“Having a transpiler means that developers are exposed to the newer features and APIs as they are written, which can help the community as a whole”–Henry Zhu.
Inside Microsoft, TypeScript is used by Bing, Visual Studio and Visual Studio Online, Azure and the Xbox team inside Microsoft, but it’s also in use at companies ranging from Adobe, Google, Palantir, Progress (for NativeScript) and SitePen to the eBay Classifieds Group.
Standards at Scale
Plus, said Zhu, “Having a transpiler means that developers are exposed to the newer features and APIs as they are written, which can help the community as a whole.”
“The spec creators will be able to get feedback on proposals during the TC-39 stage process from stage-0 to stage-4 if someone writes a Babel plugin for it,” Zhu said. “Because there is such a wide user base, it allows a lot of users to try out experimental features which can help mold the feature into a better one than if it was just approved by the language authors without much ‘real world’ testing. Because many of the proposals are on Github, anyone can provide input on the future of the proposal as it is moving along.”
That early use and feedback from developers lead to a virtuous cycle, Herman says. “Transpilers have unleashed a surge of early adoption and community experimentation of new features. They give Web developers the ability to try features out in real, production apps, and they give them control over how often and when they want to upgrade to latest versions of the features. And that means more Web developers are participating in earlier vetting of standards-track features, which gives them a stronger voice in the standardization process and ultimately leads to better standards.”
“Thanks to transpilers, features from future editions are continuing to get lots of early adoption and experimentation. Decorators make it possible to abstract common patterns in class definitions and are popular with Web frameworks like Angular, Ember, and React,” Herman said. The Ember.js community was an early adopter of Babel and Herman says that led to lots of usability feedback on the module system that went into ECMAScript 2015.

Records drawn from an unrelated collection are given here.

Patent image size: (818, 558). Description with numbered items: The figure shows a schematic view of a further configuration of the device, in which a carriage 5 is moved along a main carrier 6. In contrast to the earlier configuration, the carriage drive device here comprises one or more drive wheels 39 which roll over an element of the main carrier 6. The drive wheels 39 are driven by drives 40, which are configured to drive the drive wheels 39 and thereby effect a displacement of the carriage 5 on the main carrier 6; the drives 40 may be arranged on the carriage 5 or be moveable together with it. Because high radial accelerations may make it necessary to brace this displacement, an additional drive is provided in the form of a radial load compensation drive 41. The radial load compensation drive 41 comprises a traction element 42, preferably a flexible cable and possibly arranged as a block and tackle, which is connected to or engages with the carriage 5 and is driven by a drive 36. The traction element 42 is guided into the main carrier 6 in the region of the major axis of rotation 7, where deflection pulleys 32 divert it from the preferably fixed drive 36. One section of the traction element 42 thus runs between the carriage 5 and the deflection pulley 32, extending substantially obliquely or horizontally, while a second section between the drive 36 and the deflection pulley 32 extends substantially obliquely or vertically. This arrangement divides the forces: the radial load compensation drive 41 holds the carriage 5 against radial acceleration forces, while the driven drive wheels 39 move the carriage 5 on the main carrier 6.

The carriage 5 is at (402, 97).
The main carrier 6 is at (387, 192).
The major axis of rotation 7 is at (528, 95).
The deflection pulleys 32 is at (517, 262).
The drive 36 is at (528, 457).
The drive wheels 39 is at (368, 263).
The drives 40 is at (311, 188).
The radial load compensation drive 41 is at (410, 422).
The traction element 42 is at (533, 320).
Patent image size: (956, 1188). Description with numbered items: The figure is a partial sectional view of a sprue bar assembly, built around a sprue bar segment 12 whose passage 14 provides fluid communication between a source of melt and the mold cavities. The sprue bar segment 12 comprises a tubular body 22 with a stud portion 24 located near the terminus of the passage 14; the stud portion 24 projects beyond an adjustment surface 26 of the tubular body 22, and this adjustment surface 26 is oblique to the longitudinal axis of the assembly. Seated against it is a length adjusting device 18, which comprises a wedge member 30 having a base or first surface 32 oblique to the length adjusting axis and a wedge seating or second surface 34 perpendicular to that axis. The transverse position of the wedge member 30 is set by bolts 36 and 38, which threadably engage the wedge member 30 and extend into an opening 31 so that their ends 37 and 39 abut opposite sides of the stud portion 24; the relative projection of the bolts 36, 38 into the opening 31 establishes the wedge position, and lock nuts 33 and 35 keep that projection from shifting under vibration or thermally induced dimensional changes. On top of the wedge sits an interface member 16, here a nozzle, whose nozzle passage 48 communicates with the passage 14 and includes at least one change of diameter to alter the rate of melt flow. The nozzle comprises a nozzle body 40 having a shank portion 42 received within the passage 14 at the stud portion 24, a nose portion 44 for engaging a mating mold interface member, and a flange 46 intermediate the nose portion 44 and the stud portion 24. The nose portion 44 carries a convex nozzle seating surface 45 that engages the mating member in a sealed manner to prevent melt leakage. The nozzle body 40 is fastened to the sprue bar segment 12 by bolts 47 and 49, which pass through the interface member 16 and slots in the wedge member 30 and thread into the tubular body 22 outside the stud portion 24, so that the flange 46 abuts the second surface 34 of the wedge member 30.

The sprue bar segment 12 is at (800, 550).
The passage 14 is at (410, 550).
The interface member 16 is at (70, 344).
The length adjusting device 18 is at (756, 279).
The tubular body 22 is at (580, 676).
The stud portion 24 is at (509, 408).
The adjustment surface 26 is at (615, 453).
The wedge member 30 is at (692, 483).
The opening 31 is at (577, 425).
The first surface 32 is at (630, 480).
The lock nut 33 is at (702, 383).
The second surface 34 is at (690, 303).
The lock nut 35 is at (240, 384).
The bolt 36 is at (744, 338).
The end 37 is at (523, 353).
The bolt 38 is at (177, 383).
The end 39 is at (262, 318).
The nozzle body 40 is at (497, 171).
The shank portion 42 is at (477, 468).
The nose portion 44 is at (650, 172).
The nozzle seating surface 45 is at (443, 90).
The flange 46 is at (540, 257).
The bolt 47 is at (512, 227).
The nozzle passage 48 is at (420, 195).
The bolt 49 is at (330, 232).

Feedback also helped the standardization of decorators, said Terlson. “Features that get implemented early in transpilers can be really big, compelling features, like decorators; that can be instrumental in iterating on the design of those features.”
“If there’s a feature you know is really going to improve the code you write and the app you’re working on,” he suggested, “just pick it up in a transpiler or a polyfill and use it, and give us feedback on it.”
New Features, Faster
Transpilers are one way to handle the chicken and egg problem that new features can’t go into ECMAScript until they’ve been implemented. But browser vendors are reluctant to implement features that haven’t yet been standardized not least because that can lead to developers not keeping up with the spec of a feature that changes as it goes through the standards process.
ECMAScript 2015 didn’t require previous implementations; “as a result,” explained Terlson,” after we had ratified certain features like proxies there were issues that the implementers came across that just weren’t reflected in the spec, so we had to make changes after the fact. That highlights the importance of making sure a feature can be implemented as specified before ratifying the standard.” There’s a similar issue with tail-call optimization, and it may not be a coincidence that Zhu notes those are both features that couldn’t be tried out in transpilers.
The maintainers of languages need feedback from programmers, before a new version of a language is fully baked. Transpilers are a big part of that, Terlson believed. “Transpilers are helping us get feedback on syntax. We’re really fortunate to have tools like Babel and TypeScript that can let us experiment with syntax before we’ve done browser implementations. For certain features, we can be pretty convinced that they’re going to work if we can get a transpiler or polyfill implementation, plus a browser.”
Transpilers can’t give you all the new features, Herman pointed out, “Some features, like ECMAScript 2015’s proxies, or the current SharedArrayBuffer proposal, are essentially impossible to implement with a transpiler. Others, like ECMAScript 2015’s symbols, can be partially implemented but with some known limitations. This latter category requires some care on the part of developers, who have to be sure not to depend on the behavior that the transpiler is unable to implement correctly.”
But even then, they can help you transition, Herman said. “When it does come time to upgrade to a new version of a transpiler, having it break your code because of incompatible changes to experimental language features can still be frustrating and time-consuming. For that reason, transpilers like Babel allow you to set your level of tolerance for instability. If you choose to use features that are more experimental, you get the enjoy the bleeding edge of new functionality, but you also might have to deal with more churn. Alternatively, you can choose more conservative settings to reduce the risk of incompatible changes, while restricting yourself to the smaller set of more stable language features.”